“Nice guys finish last” and “Girls like bad boys.” You hear it all the time. It’s common knowledge, so it must be true, right? I’ve even said or thought similar things my self — “He’s a nice guy, but I just don’t find him attractive” or “I know he’s a bad guy, but there’s good in him.”
There are several psychological reasons why girls are attracted to “bad boys.” They might be looking for someone who reminds them of their father, or someone who is his complete opposite. They might enjoy the thrill of being around someone who takes risks and seeks out adventure and excitement. They might want to redeem him or enjoy the idea of being the one person he actually cares about.
I think one of the main attractions, though, — and a reason that stereotypical “nice guys” fall short — is confidence. Bad boys project an image of “I know who I am, I like who I am, and I know what I want.” That’s incredibly attractive. Even if it’s covering a vulnerable core, that self-assurance tells girls that you aren’t looking for them to complete you or mother you. You don’t have to be good to be confident, or for that confidence to be attractive.

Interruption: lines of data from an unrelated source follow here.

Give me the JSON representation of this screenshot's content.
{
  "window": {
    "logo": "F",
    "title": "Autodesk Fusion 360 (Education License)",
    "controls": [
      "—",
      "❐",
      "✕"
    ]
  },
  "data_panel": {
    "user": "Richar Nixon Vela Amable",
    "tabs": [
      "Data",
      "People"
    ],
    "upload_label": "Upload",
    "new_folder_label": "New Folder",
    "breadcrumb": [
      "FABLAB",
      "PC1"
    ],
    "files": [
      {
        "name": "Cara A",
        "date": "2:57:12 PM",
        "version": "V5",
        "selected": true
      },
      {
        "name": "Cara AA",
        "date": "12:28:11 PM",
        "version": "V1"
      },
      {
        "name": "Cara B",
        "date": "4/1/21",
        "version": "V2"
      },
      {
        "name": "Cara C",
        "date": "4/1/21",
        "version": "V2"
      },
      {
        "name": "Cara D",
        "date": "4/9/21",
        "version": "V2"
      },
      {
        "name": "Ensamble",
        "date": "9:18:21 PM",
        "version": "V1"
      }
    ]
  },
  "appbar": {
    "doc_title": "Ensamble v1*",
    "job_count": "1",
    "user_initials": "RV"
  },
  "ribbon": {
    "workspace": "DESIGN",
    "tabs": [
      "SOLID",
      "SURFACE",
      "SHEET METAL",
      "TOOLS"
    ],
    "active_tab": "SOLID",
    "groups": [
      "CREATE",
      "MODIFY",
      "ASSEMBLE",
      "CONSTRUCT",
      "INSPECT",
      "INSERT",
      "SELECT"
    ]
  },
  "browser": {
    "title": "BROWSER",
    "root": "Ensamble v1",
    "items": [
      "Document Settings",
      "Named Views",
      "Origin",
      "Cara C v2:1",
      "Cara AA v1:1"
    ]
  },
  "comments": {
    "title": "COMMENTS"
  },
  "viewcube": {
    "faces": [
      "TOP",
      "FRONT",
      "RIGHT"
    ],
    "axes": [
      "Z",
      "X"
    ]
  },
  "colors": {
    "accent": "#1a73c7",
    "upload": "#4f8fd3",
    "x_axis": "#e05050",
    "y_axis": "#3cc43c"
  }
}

The problem with the stereotypical “nice guy” isn’t so much the fact that they are nice, but rather that they are self-effacing and lack confidence. They project an image of “I don’t expect you to like me, but it would be nice if you did anyway.” Most girls would like to be treated well, but it’s not exciting to be treated well by a guy who doesn’t like himself and doesn’t give you much reason to see him as a romantic option.
But what happens if you pair being nice and gentlemanly with confidence? suddenly you’re the most attractive man in the room. You’re King Arthur or Thor. Even if you’re not confident romantically, simply having confidence in other areas and knowing who you are, why you have value, and what you want is still very attractive. Think Captain America and Mr. Darcy.